I used to feel guilty about indulging my love of travel and found creative ways to convince myself that each vacation wasn't as pricey as it seemed.
My typical approach was to divide the cost of my trip by all the days of traveling and planning. After all, I loved the anticipatory stage — sitting at my home computer, riveted by photos of the magnificent vistas that I would soon be seeing and the beautiful hotels where I'd be staying. No matter what pressures I felt at work, just knowing I was soon going to be away made everything feel better. It made sense, I told myself, to divide the final tally of the trip by including the planning time.
My time spent rationalizing travel expenses is over, though.
I no longer feel any guilt about splurging on travel. This shift in attitude is due to my 94-year-old father. During the past few years, I've been struck by how often he, so limited in mobility because of a rare neuropathic condition and Parkinson's disease, has travel on his mind. Mention to him that you're planning a trip for work or pleasure and he'll quickly launch into a tale of visiting that area or somewhere in that general region.

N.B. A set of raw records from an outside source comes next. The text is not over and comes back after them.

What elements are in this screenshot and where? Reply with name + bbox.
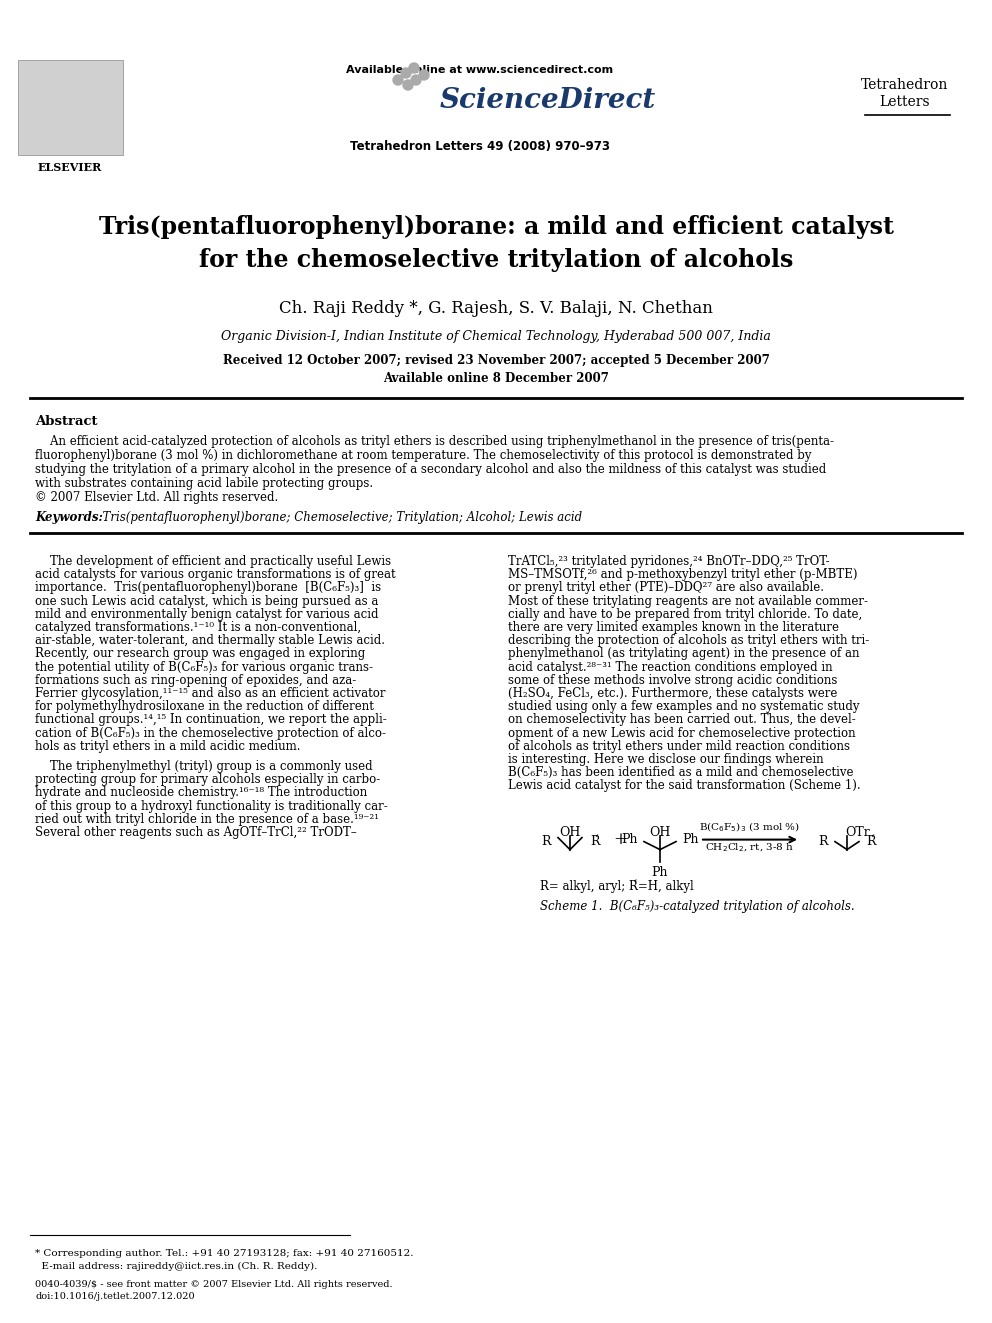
Text: acid catalysts for various organic transformations is of great: acid catalysts for various organic trans…	[35, 568, 396, 581]
Text: Ŕ: Ŕ	[590, 835, 599, 848]
Text: ried out with trityl chloride in the presence of a base.¹⁹⁻²¹: ried out with trityl chloride in the pre…	[35, 812, 379, 826]
Text: functional groups.¹⁴,¹⁵ In continuation, we report the appli-: functional groups.¹⁴,¹⁵ In continuation,…	[35, 713, 387, 726]
Text: (H₂SO₄, FeCl₃, etc.). Furthermore, these catalysts were: (H₂SO₄, FeCl₃, etc.). Furthermore, these…	[508, 687, 837, 700]
Text: fluorophenyl)borane (3 mol %) in dichloromethane at room temperature. The chemos: fluorophenyl)borane (3 mol %) in dichlor…	[35, 448, 811, 462]
Text: Keywords:: Keywords:	[35, 511, 103, 524]
Text: OTr: OTr	[845, 826, 870, 839]
Text: of alcohols as trityl ethers under mild reaction conditions: of alcohols as trityl ethers under mild …	[508, 740, 850, 753]
Text: Lewis acid catalyst for the said transformation (Scheme 1).: Lewis acid catalyst for the said transfo…	[508, 779, 861, 792]
Text: of this group to a hydroxyl functionality is traditionally car-: of this group to a hydroxyl functionalit…	[35, 799, 388, 812]
Text: or prenyl trityl ether (PTE)–DDQ²⁷ are also available.: or prenyl trityl ether (PTE)–DDQ²⁷ are a…	[508, 581, 824, 594]
Circle shape	[409, 64, 419, 73]
Text: Abstract: Abstract	[35, 415, 97, 429]
Text: doi:10.1016/j.tetlet.2007.12.020: doi:10.1016/j.tetlet.2007.12.020	[35, 1293, 194, 1301]
Text: The triphenylmethyl (trityl) group is a commonly used: The triphenylmethyl (trityl) group is a …	[35, 759, 373, 773]
Text: Ŕ: Ŕ	[866, 835, 876, 848]
Text: MS–TMSOTf,²⁶ and p-methoxybenzyl trityl ether (p-MBTE): MS–TMSOTf,²⁶ and p-methoxybenzyl trityl …	[508, 568, 857, 581]
Text: Available online at www.sciencedirect.com: Available online at www.sciencedirect.co…	[346, 65, 614, 75]
FancyBboxPatch shape	[18, 60, 123, 155]
Text: Organic Division-I, Indian Institute of Chemical Technology, Hyderabad 500 007, : Organic Division-I, Indian Institute of …	[221, 329, 771, 343]
Text: CH$_2$Cl$_2$, rt, 3-8 h: CH$_2$Cl$_2$, rt, 3-8 h	[705, 841, 795, 853]
Text: catalyzed transformations.¹⁻¹⁰ It is a non-conventional,: catalyzed transformations.¹⁻¹⁰ It is a n…	[35, 620, 361, 634]
Text: Ph: Ph	[622, 833, 638, 847]
Text: R= alkyl, aryl; Ŕ=H, alkyl: R= alkyl, aryl; Ŕ=H, alkyl	[540, 880, 693, 893]
Circle shape	[419, 70, 429, 79]
Text: Ph: Ph	[652, 865, 669, 878]
Text: air-stable, water-tolerant, and thermally stable Lewis acid.: air-stable, water-tolerant, and thermall…	[35, 634, 385, 647]
Text: opment of a new Lewis acid for chemoselective protection: opment of a new Lewis acid for chemosele…	[508, 726, 856, 740]
Text: acid catalyst.²⁸⁻³¹ The reaction conditions employed in: acid catalyst.²⁸⁻³¹ The reaction conditi…	[508, 660, 832, 673]
Text: © 2007 Elsevier Ltd. All rights reserved.: © 2007 Elsevier Ltd. All rights reserved…	[35, 491, 278, 504]
Text: Recently, our research group was engaged in exploring: Recently, our research group was engaged…	[35, 647, 365, 660]
Text: cation of B(C₆F₅)₃ in the chemoselective protection of alco-: cation of B(C₆F₅)₃ in the chemoselective…	[35, 726, 386, 740]
Text: some of these methods involve strong acidic conditions: some of these methods involve strong aci…	[508, 673, 837, 687]
Text: ScienceDirect: ScienceDirect	[440, 86, 657, 114]
Text: Tetrahedron: Tetrahedron	[861, 78, 948, 93]
Text: for the chemoselective tritylation of alcohols: for the chemoselective tritylation of al…	[198, 247, 794, 273]
Text: R: R	[818, 835, 828, 848]
Text: Available online 8 December 2007: Available online 8 December 2007	[383, 372, 609, 385]
Text: The development of efficient and practically useful Lewis: The development of efficient and practic…	[35, 556, 391, 568]
Text: studied using only a few examples and no systematic study: studied using only a few examples and no…	[508, 700, 859, 713]
Text: Ph: Ph	[682, 833, 698, 847]
Text: Most of these tritylating reagents are not available commer-: Most of these tritylating reagents are n…	[508, 594, 868, 607]
Text: B(C₆F₅)₃ has been identified as a mild and chemoselective: B(C₆F₅)₃ has been identified as a mild a…	[508, 766, 853, 779]
Text: Scheme 1.  B(C₆F₅)₃-catalyzed tritylation of alcohols.: Scheme 1. B(C₆F₅)₃-catalyzed tritylation…	[540, 900, 855, 913]
Text: Ch. Raji Reddy *, G. Rajesh, S. V. Balaji, N. Chethan: Ch. Raji Reddy *, G. Rajesh, S. V. Balaj…	[279, 300, 713, 318]
Text: Tetrahedron Letters 49 (2008) 970–973: Tetrahedron Letters 49 (2008) 970–973	[350, 140, 610, 153]
Text: mild and environmentally benign catalyst for various acid: mild and environmentally benign catalyst…	[35, 607, 379, 620]
Circle shape	[401, 67, 411, 78]
Text: ELSEVIER: ELSEVIER	[38, 161, 102, 173]
Text: the potential utility of B(C₆F₅)₃ for various organic trans-: the potential utility of B(C₆F₅)₃ for va…	[35, 660, 373, 673]
Circle shape	[403, 79, 413, 90]
Text: E-mail address: rajireddy@iict.res.in (Ch. R. Reddy).: E-mail address: rajireddy@iict.res.in (C…	[35, 1262, 317, 1271]
Text: 0040-4039/$ - see front matter © 2007 Elsevier Ltd. All rights reserved.: 0040-4039/$ - see front matter © 2007 El…	[35, 1279, 393, 1289]
Text: importance.  Tris(pentafluorophenyl)borane  [B(C₆F₅)₃]  is: importance. Tris(pentafluorophenyl)boran…	[35, 581, 381, 594]
Text: OH: OH	[559, 826, 580, 839]
Text: protecting group for primary alcohols especially in carbo-: protecting group for primary alcohols es…	[35, 773, 380, 786]
Text: B(C$_6$F$_5$)$_3$ (3 mol %): B(C$_6$F$_5$)$_3$ (3 mol %)	[699, 820, 801, 835]
Text: R: R	[542, 835, 551, 848]
Text: Several other reagents such as AgOTf–TrCl,²² TrODT–: Several other reagents such as AgOTf–TrC…	[35, 826, 357, 839]
Circle shape	[393, 75, 403, 85]
Text: Letters: Letters	[880, 95, 930, 108]
Text: studying the tritylation of a primary alcohol in the presence of a secondary alc: studying the tritylation of a primary al…	[35, 463, 826, 476]
Text: on chemoselectivity has been carried out. Thus, the devel-: on chemoselectivity has been carried out…	[508, 713, 856, 726]
Text: hydrate and nucleoside chemistry.¹⁶⁻¹⁸ The introduction: hydrate and nucleoside chemistry.¹⁶⁻¹⁸ T…	[35, 786, 367, 799]
Text: * Corresponding author. Tel.: +91 40 27193128; fax: +91 40 27160512.: * Corresponding author. Tel.: +91 40 271…	[35, 1249, 414, 1258]
Text: Ferrier glycosylation,¹¹⁻¹⁵ and also as an efficient activator: Ferrier glycosylation,¹¹⁻¹⁵ and also as …	[35, 687, 386, 700]
Text: is interesting. Here we disclose our findings wherein: is interesting. Here we disclose our fin…	[508, 753, 823, 766]
Text: cially and have to be prepared from trityl chloride. To date,: cially and have to be prepared from trit…	[508, 607, 862, 620]
Text: Tris(pentafluorophenyl)borane: a mild and efficient catalyst: Tris(pentafluorophenyl)borane: a mild an…	[98, 216, 894, 239]
Circle shape	[411, 75, 421, 85]
Text: phenylmethanol (as tritylating agent) in the presence of an: phenylmethanol (as tritylating agent) in…	[508, 647, 859, 660]
Text: +: +	[613, 831, 627, 848]
Text: Tris(pentafluorophenyl)borane; Chemoselective; Tritylation; Alcohol; Lewis acid: Tris(pentafluorophenyl)borane; Chemosele…	[95, 511, 582, 524]
Text: describing the protection of alcohols as trityl ethers with tri-: describing the protection of alcohols as…	[508, 634, 869, 647]
Text: An efficient acid-catalyzed protection of alcohols as trityl ethers is described: An efficient acid-catalyzed protection o…	[35, 435, 834, 448]
Text: there are very limited examples known in the literature: there are very limited examples known in…	[508, 620, 839, 634]
Text: for polymethylhydrosiloxane in the reduction of different: for polymethylhydrosiloxane in the reduc…	[35, 700, 374, 713]
Text: one such Lewis acid catalyst, which is being pursued as a: one such Lewis acid catalyst, which is b…	[35, 594, 378, 607]
Text: formations such as ring-opening of epoxides, and aza-: formations such as ring-opening of epoxi…	[35, 673, 356, 687]
Text: TrATCl₅,²³ tritylated pyridones,²⁴ BnOTr–DDQ,²⁵ TrOT-: TrATCl₅,²³ tritylated pyridones,²⁴ BnOTr…	[508, 556, 829, 568]
Text: OH: OH	[650, 826, 671, 839]
Text: with substrates containing acid labile protecting groups.: with substrates containing acid labile p…	[35, 478, 373, 490]
Text: Received 12 October 2007; revised 23 November 2007; accepted 5 December 2007: Received 12 October 2007; revised 23 Nov…	[222, 355, 770, 366]
Text: hols as trityl ethers in a mild acidic medium.: hols as trityl ethers in a mild acidic m…	[35, 740, 301, 753]
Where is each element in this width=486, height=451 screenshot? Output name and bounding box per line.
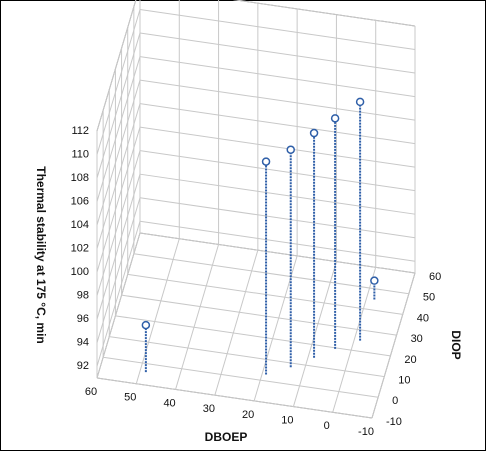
x-tick-label: 30	[203, 403, 215, 415]
z-tick-label: 92	[77, 360, 89, 372]
x-tick-label: 0	[324, 420, 330, 432]
x-axis-title: DBOEP	[205, 430, 248, 444]
z-tick-label: 110	[71, 148, 89, 160]
grid-line	[292, 261, 337, 407]
grid-line	[96, 9, 141, 155]
grid-line	[214, 250, 259, 396]
grid-line	[96, 32, 141, 179]
grid-line	[96, 197, 141, 343]
grid-line	[139, 173, 416, 215]
point	[286, 145, 295, 154]
grid-line	[96, 0, 137, 132]
z-tick-label: 100	[71, 266, 89, 278]
grid-line	[139, 79, 416, 121]
grid-line	[109, 336, 385, 378]
y-tick-label: 20	[404, 354, 416, 366]
z-tick-label: 96	[77, 313, 89, 325]
y-tick-label: 50	[423, 292, 435, 304]
grid-line	[115, 315, 391, 357]
grid-line	[96, 56, 141, 202]
z-tick-label: 106	[71, 195, 89, 207]
z-axis-title: Thermal stability at 175 °C, min	[34, 166, 48, 344]
x-tick-label: -10	[358, 426, 374, 438]
grid-line	[139, 56, 416, 98]
point	[355, 97, 365, 107]
z-tick-label: 108	[71, 172, 89, 184]
grid-line	[232, 0, 416, 27]
z-tick-label: 104	[71, 219, 89, 231]
point	[309, 128, 319, 138]
grid-line	[139, 126, 416, 168]
y-tick-label: -10	[386, 416, 402, 428]
grid-line	[96, 127, 141, 273]
grid-line	[96, 150, 141, 296]
grid-line	[139, 232, 416, 274]
y-tick-label: 0	[392, 395, 398, 407]
z-tick-label: 98	[77, 290, 89, 302]
box-edge	[232, 0, 416, 27]
x-tick-label: 10	[281, 414, 293, 426]
grid-line	[96, 79, 141, 226]
grid-line	[103, 356, 379, 398]
point	[370, 276, 379, 285]
grid-line	[175, 244, 220, 390]
x-tick-label: 60	[85, 386, 97, 398]
x-tick-label: 40	[163, 397, 175, 409]
grid-line	[96, 221, 141, 367]
grid-line	[127, 273, 403, 315]
point	[141, 320, 151, 330]
grid-line	[139, 150, 416, 192]
x-tick-label: 20	[242, 409, 254, 421]
grid-line	[253, 255, 298, 401]
x-tick-label: 50	[124, 392, 136, 404]
y-tick-label: 60	[429, 271, 441, 283]
grid-line	[133, 253, 409, 295]
z-tick-label: 112	[71, 125, 89, 137]
grid-line	[96, 232, 141, 379]
point	[330, 114, 340, 123]
grid-line	[139, 220, 416, 262]
y-tick-label: 10	[398, 374, 410, 386]
grid-line	[135, 238, 180, 384]
grid-line	[371, 272, 416, 419]
y-axis-title: DIOP	[449, 330, 463, 359]
z-tick-label: 94	[77, 337, 89, 349]
grid-line	[96, 174, 141, 320]
grid-line	[96, 377, 373, 419]
grid-line	[332, 267, 377, 413]
grid-line	[139, 197, 416, 239]
grid-line	[139, 103, 416, 145]
point	[261, 157, 271, 166]
y-tick-label: 40	[417, 312, 429, 324]
grid-line	[121, 294, 397, 336]
grid-line	[96, 103, 141, 249]
z-tick-label: 102	[71, 243, 89, 255]
grid-line	[139, 32, 416, 74]
grid-line	[139, 9, 416, 51]
y-tick-label: 30	[411, 333, 423, 345]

At first, I assumed that my dad's physical limitations sparked his desire to recapture visits to far-off destinations. What I've come to realize, though, is that his remembrances are about much more than geography. Recollections of each trip trigger fond memories of the man he was and what he was going through at the time.
Memories that last
When I recently asked my father what his favorite vacation was, he instantly responded, without any doubt in his voice: "Arizona!" I didn't let him see, but I welled up in tears. That trip was taken right before my mom died, when she was in a brief remission from ovarian cancer.
It was hardly their most exotic escape. They'd previously visited the pyramids in Egypt and the ruins of Pompeii and stayed at the luxurious Le Meurice Hotel in Paris. But it was clear that the precariousness of my mother's health — she'd just completed a brutal bout of surgery and chemo treatments — accentuated the joy and gift of just getting away and being together.
Sparked by seeing my dad relive his past via vacation memories, I'm now noticing how each of my travels is similarly intermingled with what I was experiencing at the time.